Case Studies
Blossoming Toronto
This project was actualized as two projects placed as a diptych series under the instruction of Gary Leroux for a second year YSDN Information Design course. With the takeaway subject of research being a comparative analysis of various geography based statistics between various neighbourhoods/districts in downtown Toronto, this series brings to light some of the concerns or issues that are posed on topics such as education level, poverty, income, and population within these researched areas. The districts chosen stem from the student's own personal experience living in those areas. Throughout her 4 years as a YSDN student, inhabiting and located within the crossover area of Kensington Market, Little Italy, and the Annex, and often visiting Little India (with a sibling habituated there) and Bloor West Village (representing Toronto's Ukrainian village, which is the birth place of the student) these areas posed as a great point of interest for analysis.
Stringing Cultures Together
This project, “Stringing Cultures Together: Through Music” was created in a third-year university course under the guidance of Professor Zab Hobart, instructing concepts in information design from a narrative perspective. It is comprised of two parts, one static/print and one interactive/digital: an illustrative information design brochure and a UX/UI design-based smartphone application. Both parts of the project incorporate intense colour contrasts and complimentary hues to achieve an exciting, visually pleasing, and informative set of illustrations through which the user is guided by a thoroughly researched series of educational stories about the many histories and cultural uses of guitar.
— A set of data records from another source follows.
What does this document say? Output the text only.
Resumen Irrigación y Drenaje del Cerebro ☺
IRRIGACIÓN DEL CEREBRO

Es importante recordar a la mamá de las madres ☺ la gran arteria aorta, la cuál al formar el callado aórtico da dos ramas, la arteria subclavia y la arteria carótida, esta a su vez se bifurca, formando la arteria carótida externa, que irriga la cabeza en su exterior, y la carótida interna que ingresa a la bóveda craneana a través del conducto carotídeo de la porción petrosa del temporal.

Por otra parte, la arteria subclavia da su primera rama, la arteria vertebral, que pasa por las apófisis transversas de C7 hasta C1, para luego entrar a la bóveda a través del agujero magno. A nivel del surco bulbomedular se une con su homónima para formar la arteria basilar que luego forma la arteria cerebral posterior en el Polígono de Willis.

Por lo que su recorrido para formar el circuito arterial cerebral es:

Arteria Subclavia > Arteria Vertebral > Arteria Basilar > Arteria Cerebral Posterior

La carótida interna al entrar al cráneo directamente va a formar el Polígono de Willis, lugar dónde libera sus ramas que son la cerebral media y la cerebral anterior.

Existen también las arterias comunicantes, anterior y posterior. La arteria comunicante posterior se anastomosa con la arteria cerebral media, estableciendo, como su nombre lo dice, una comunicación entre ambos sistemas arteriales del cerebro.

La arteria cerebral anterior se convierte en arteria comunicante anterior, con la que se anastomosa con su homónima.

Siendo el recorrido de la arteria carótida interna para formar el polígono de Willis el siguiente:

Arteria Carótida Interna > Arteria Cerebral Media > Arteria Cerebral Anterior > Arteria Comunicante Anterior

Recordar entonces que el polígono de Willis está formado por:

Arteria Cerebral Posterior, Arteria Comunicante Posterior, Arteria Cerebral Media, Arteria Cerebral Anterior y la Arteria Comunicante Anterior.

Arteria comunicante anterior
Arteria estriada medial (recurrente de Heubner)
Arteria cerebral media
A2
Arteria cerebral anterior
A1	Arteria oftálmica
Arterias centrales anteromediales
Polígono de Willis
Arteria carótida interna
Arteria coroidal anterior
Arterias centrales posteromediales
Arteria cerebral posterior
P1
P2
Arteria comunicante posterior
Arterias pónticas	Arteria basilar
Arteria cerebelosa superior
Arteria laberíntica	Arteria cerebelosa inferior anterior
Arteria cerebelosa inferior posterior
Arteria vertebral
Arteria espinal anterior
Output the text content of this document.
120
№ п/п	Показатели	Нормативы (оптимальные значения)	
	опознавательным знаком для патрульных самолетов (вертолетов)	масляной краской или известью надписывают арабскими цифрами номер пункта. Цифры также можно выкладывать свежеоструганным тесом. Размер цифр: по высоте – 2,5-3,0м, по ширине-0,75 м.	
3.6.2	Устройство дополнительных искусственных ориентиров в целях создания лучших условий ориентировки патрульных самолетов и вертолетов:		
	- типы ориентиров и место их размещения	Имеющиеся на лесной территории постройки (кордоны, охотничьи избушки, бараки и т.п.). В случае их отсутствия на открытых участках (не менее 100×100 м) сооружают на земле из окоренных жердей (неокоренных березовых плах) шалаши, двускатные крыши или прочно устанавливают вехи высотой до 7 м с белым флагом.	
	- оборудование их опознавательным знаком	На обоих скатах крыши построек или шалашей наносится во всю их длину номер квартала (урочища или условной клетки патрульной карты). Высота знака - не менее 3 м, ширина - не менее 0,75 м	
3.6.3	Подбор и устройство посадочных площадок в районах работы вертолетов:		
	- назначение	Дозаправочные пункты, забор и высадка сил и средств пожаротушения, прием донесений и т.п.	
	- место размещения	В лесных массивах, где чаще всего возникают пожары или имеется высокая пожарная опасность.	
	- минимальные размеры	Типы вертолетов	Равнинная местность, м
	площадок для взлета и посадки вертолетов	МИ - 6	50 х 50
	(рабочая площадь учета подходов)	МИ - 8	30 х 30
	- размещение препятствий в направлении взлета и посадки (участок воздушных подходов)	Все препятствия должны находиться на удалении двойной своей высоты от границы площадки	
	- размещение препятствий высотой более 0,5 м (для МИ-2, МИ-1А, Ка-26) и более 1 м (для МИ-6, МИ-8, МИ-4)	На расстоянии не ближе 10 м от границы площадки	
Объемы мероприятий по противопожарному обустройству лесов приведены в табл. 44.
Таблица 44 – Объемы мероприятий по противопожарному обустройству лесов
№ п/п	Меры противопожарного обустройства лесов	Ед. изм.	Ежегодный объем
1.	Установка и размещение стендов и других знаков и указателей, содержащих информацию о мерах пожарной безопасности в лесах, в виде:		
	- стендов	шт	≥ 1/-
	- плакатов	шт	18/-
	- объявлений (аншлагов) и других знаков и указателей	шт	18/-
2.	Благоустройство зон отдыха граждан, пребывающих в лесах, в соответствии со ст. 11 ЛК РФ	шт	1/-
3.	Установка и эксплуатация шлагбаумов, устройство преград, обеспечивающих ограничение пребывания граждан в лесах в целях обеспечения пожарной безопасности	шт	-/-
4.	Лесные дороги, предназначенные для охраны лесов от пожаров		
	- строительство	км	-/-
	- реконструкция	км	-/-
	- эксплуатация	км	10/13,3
The above video, which is a visual representation and prototype of the interactive element of this project, works through a simple navigation system which allows the user to navigate through the data portrayed in this project across various categories of content. In additon to shared illustrative work and typgraphy within both print-based and interactive components of the project, the interactive application also effectively uses count in order to relate to the user through a modern perspective.
Progressing to the 16 panel brochure element of this two part project, the image above displays the opening and closing covers which the user interacts with first. The 16 panels fold into a handheld printed document, with the left compnent representing the front cover, and the right component representing the back cover. The covers are visually compelling, portraying a title, author/designer's name, and a sponsor, using various elements, such as contrast of hues, use of the gradient styles, and silhouetted graphics which are intended to guide the user through the rest of the work, both horizontally and vertically, when opened.
The Pessimist Magazine
"The Pessimist" is an magazine project completed in the third year of this student's YSDN degree in a course on editorial design at Sheridan College, under the instruction of Adam Rallo. The magaine contains three features as well as various advertisment content, a letter to the editor, and two alternate covers. This image displays the first feature, which is an article, pessimistic in tone, that lists the 6 downfalls of being one of those special snowflakes that hates everything popular, which is primarily the audience for the magazine. Using dark graphics and imagery, straight-edge typographical choices, and with the tone resembling tech, this project starts off in a negative tone, matching the intended mood and audience.